Sería divertido que, por una vez, los miembros de las asociaciones antiabortistas se preguntaran por qué decide una mujer abortar y, aun más fácil, por qué toma anticonceptivos para evitar un embarazo y un hijo. A menudo son pijas fachas que sueñan con una sociedad idílica en la que la base del mundo es una gran familia, por supuesto de raza blanca y religión cristiana, liderada por un hombre como los de antes, que trabaja duro para sacar adelante a sus numerosos vástagos, todos rubios y obedientes. En fin, una fantasía delirante como cualquier otra.
Porque la realidad nos dice que, en cuanto la mujer ha podido decidir si tener hijos o no y cuántos y cuándo tenerlos, la natalidad se ha ido al garete. Las únicas mujeres que tienen muchos hijos están en países subdesarrollados donde no tienen acceso a la planificación familiar o bien las muy escasas que pertenecen a sectas que les fuerzan a tenerlos sin límites. En este contexto lo lógico es preguntarse por qué. ¿Es que antes la mujer era abnegada y desinteresada y ahora se ha vuelto egoísta y fría? Parece que eso creen y, por tanto, su labor consiste en convencer a la que se ha quedado embarazada sin querer de que siga adelante y traiga a la luz a un nuevo bebé.
Y ahí está seguramente la clave: que lo que se gesta y se pare no es solo un bebé, ni siquiera un niño.
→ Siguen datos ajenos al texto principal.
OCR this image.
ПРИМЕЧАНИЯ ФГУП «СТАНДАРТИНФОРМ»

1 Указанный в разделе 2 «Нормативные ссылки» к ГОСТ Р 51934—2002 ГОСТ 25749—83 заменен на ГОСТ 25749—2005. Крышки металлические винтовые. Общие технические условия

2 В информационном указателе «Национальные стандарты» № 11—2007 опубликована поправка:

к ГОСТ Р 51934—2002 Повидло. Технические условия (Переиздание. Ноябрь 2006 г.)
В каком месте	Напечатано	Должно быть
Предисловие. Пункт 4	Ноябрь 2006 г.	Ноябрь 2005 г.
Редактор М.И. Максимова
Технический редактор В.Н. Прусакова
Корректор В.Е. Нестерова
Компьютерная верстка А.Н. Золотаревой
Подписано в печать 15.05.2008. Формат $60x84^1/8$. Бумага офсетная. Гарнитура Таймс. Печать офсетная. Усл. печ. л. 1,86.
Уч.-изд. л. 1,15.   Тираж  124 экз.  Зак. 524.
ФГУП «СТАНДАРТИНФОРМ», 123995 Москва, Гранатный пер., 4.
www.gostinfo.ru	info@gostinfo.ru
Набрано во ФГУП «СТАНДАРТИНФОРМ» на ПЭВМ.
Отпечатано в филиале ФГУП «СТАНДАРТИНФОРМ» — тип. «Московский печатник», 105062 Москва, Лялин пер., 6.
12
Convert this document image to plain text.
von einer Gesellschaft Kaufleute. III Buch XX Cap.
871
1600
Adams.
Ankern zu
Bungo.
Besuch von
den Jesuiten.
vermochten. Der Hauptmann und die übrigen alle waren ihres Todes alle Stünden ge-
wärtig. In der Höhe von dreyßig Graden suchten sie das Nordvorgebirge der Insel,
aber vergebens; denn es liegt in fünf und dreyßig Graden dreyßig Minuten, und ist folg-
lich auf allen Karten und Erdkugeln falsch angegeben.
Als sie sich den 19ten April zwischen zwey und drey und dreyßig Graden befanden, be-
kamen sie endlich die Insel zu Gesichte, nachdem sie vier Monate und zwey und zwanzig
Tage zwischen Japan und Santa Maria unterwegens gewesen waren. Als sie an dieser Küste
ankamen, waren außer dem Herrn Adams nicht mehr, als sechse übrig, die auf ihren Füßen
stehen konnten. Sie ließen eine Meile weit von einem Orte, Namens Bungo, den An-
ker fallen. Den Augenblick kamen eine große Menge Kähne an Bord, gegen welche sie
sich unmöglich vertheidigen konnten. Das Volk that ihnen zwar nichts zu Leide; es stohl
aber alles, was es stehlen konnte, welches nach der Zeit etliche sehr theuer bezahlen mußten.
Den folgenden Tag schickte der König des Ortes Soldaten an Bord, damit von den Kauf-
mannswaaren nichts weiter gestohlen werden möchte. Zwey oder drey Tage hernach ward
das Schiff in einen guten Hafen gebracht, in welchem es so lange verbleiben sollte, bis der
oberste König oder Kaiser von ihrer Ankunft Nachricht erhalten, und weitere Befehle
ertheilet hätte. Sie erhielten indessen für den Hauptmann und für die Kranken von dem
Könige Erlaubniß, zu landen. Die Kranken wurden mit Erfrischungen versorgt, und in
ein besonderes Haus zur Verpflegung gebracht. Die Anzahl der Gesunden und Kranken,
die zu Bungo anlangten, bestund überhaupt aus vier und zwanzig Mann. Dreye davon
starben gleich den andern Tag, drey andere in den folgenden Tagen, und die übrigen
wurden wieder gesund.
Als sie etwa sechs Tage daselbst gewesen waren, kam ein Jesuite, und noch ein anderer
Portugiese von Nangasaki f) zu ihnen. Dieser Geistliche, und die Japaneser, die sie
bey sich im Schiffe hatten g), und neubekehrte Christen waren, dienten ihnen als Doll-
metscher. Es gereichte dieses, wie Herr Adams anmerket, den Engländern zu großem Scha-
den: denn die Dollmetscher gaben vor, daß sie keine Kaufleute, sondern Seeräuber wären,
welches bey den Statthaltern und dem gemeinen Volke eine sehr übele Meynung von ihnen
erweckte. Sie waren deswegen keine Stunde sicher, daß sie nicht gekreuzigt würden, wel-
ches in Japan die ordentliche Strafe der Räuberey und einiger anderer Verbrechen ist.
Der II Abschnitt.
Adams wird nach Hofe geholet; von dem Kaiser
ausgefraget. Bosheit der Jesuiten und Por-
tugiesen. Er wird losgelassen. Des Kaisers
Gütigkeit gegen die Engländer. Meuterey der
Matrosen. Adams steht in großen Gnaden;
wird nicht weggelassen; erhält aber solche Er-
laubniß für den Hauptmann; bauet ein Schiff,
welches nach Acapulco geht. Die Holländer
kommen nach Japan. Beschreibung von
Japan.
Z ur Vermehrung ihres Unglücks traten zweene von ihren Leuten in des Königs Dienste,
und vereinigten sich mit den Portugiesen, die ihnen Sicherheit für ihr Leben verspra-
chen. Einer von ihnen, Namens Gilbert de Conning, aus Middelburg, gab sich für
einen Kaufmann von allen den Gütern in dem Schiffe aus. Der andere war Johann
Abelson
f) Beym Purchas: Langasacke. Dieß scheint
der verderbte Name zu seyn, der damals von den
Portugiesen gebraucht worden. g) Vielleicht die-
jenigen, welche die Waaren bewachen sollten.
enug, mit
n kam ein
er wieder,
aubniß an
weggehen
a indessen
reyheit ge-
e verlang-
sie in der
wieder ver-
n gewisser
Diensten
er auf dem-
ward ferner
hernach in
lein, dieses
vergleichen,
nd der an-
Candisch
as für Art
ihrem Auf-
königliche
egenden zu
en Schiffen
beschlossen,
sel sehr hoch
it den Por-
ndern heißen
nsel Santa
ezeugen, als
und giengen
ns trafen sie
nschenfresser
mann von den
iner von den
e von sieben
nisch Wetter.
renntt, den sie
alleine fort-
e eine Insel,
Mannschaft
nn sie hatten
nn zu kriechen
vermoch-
Es un ser humano, un individuo, que irá creciendo a toda velocidad, con sus interminables necesidades y exigencias. Los antiabortistas sueñan con que ese individuo llegue a respirar. Y luego se desentienden porque su misión ya está cumplida. Explíquenle entonces a la madre que durante los próximos treinta años su vida entera estará supeditada a esa criatura. A ver a quién pide ayuda.